The paper "Topological Invariance and Breakdown in Learning" addresses the intricate dynamics of learning in neural networks, focusing on the topological transformations and constraints that emerge from different learning rules and their parameter settings. It provides a theoretical framework to understand how permutation-equivariant learning rules influence the topology of neuron distributions, revealing insights into the impact of learning rates on the training process and model expressivity.

Permutation Equivariance in Learning Rules

Permutation equivariance is a fundamental concept that supports the paper's analysis of learning dynamics. It refers to the invariance of learning algorithms with respect to permutations of neural network parameters. In neural networks, this property arises naturally in many architectures, such as fully connected layers, convolutional layers, and self-attention mechanisms, all of which exhibit permutation symmetry in the arrangement of weights and activations.

The paper establishes that permutation equivariance imposes strong topological constraints on the learning process. Specifically, under small learning rates, common learning algorithms induce bi-Lipschitz mappings between neuron distributions, thus preserving their topology (Figure 1).

Figure 1: At small learning rates, common learning algorithms induce a homeomorphic transformation of the neuron distribution, aligning with theories such as the NTK/lazy regime.
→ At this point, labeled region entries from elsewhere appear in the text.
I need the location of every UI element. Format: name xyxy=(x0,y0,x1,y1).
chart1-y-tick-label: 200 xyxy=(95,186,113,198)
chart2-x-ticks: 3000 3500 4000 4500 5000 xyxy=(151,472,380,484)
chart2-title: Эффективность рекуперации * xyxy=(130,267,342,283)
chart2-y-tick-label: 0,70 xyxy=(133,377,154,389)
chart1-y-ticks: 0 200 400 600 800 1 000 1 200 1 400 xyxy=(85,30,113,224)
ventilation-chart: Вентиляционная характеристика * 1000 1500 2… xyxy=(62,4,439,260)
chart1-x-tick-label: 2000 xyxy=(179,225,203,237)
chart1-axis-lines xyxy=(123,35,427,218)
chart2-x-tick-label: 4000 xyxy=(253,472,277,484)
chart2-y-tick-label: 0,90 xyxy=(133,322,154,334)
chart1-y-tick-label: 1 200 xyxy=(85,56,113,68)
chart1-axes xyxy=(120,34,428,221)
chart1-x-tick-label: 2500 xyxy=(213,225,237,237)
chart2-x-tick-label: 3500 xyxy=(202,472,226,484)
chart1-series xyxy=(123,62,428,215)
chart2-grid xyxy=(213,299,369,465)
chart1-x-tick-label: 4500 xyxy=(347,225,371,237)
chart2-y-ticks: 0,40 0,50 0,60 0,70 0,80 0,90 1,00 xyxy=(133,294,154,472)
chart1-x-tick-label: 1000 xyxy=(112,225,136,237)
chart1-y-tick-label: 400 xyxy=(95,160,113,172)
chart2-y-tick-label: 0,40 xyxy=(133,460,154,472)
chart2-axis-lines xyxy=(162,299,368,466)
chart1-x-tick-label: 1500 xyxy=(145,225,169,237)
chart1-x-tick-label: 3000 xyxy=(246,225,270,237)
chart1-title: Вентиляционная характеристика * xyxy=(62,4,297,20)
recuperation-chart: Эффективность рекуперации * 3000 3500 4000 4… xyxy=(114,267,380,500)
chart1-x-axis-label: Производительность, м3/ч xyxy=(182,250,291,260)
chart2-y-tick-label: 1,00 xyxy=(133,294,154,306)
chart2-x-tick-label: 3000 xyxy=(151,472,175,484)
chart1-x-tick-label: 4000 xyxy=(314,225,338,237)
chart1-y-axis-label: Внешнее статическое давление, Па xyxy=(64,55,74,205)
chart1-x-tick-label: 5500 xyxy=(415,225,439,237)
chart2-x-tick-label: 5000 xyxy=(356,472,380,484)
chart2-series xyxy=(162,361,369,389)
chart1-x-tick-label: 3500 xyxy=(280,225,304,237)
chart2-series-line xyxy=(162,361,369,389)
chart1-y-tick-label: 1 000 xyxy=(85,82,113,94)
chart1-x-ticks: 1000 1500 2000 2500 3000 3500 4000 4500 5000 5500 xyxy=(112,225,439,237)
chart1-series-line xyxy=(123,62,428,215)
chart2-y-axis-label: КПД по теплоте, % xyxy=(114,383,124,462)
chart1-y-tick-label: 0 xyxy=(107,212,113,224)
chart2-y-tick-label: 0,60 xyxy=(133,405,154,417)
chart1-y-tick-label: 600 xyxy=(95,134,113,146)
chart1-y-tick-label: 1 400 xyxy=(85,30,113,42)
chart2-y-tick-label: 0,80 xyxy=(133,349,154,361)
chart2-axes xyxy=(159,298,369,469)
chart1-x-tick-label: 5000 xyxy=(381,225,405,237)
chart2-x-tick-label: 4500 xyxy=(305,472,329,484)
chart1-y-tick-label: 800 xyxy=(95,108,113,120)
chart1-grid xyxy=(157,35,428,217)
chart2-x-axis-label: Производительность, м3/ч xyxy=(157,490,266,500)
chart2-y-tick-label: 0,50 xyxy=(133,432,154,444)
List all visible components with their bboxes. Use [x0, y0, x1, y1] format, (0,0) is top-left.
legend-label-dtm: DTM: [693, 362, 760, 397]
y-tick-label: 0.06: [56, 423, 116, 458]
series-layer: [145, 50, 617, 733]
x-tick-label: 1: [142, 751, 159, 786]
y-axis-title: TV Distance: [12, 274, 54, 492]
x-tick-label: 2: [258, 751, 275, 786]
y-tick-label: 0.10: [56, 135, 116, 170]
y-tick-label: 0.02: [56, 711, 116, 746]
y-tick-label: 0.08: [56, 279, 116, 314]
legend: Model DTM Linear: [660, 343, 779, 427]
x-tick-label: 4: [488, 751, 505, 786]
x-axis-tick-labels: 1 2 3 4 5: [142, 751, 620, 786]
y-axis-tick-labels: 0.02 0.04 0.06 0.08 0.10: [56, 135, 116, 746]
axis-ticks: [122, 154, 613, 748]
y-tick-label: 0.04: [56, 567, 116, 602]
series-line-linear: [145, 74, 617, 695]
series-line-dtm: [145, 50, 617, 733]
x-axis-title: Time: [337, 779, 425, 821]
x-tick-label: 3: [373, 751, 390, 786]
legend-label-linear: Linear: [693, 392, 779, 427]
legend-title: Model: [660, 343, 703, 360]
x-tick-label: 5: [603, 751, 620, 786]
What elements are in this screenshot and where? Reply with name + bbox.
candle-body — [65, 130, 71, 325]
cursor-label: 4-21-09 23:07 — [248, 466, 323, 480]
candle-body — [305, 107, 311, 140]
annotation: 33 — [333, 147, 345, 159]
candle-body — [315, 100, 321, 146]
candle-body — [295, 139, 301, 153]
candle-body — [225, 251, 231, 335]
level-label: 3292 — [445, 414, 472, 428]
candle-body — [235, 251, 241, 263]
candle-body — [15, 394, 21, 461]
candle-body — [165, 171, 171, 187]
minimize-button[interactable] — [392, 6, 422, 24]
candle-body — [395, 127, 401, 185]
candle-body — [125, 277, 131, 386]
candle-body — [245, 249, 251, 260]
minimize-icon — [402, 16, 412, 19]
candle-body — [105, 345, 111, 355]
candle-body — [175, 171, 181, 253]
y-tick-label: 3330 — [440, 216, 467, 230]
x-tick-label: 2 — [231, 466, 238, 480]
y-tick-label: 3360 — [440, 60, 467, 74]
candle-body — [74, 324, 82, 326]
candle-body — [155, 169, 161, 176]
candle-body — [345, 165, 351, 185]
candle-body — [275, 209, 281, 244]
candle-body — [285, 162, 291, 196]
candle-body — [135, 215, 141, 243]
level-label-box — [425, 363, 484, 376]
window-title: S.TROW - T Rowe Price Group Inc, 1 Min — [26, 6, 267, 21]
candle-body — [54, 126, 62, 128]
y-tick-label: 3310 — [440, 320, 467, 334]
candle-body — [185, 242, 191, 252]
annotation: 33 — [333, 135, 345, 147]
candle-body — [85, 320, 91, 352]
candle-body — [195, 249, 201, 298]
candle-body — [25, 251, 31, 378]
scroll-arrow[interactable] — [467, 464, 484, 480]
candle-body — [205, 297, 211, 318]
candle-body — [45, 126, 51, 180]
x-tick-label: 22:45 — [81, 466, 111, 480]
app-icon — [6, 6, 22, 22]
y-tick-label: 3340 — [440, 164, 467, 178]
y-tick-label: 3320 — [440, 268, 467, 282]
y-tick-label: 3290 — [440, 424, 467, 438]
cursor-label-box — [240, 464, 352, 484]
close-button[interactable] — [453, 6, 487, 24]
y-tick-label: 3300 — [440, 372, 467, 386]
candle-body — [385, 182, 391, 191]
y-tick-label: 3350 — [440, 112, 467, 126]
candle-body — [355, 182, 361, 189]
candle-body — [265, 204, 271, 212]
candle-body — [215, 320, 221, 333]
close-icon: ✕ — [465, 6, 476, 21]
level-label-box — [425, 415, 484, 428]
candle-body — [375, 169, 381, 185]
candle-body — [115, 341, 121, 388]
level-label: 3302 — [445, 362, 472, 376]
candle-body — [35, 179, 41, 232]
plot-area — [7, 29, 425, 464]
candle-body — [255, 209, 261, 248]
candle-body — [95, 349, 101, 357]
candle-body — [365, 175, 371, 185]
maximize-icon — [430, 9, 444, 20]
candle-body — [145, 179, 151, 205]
Critical Learning Rate and Topological Transitions

A key contribution of the paper is the introduction of a topological critical point, denoted $\eta^*$ , below which the topology of the neuron set is preserved. When the learning rate exceeds $\eta^*$ , the learning dynamics allow for topological simplifications, resulting in a coarser neuron manifold, thereby reducing model expressivity. This critical point marks the transition between two distinct phases of learning:

Topology-Preserving Phase: Under small learning rates, the neuron manifold's topology remains invariant. Training results in smooth optimization constrained by the preservation of topological properties.
Topology-Breakdown Phase: At learning rates above $\eta^*$ , drastic topological changes occur, characterized by neuron merging, which reduces model complexity and expressivity.

Figure 2: Topology of a 2D neural network with GD. Neurons are initialized on a genus-2 surface. Small learning rates maintain topology, while large rates alter it significantly.

Theoretical Framework and Universal Applications

The paper's theoretical framework is universal, independent of specific neural network architectures or loss functions, allowing broad application of topological methods in deep learning analysis. This universality stems from the reliance on permutation-equivariance across both architectures and optimizers like SGD and Adam. The paper precisely characterizes the learning rule's influence on topology, using concepts from mathematical topology and dynamical systems.

Figure 3: Topology of a 2D neural network with GD and disjoint genus-1 initialization; optimized with GD, reflecting topological behavior at varying learning rates.

Empirical Validation

Empirical studies support the theoretical predictions, verifying the preservation or transition of topology under different learning rates. Numerical experiments demonstrate that while neuron geometry may deform, topology remains stable with small learning rates and fragility emerges with larger ones.

Figure 4: Topology of a 3D neural network with Adam reveals topology changes with camera adjustment for visualizing the point cloud structure.

Implications and Future Research Directions

The insights from this study suggest potential improvements in training strategies, such as designing learning-rate schedules that accommodate both exploration and stability phases. Furthermore, the topological perspective opens pathways for integrating concepts from theoretical physics, particularly related to phase transitions and symmetry-breaking phenomena.

Conclusion

"Topological Invariance and Breakdown in Learning" delivers a robust framework for analyzing the complex learning dynamics in neural networks, spotlighting the pivotal role of topology and learning rates in shaping neuron distributions and model expressivity. Its universal applicability promises a foundational basis for future advancements in deep learning theory and practice.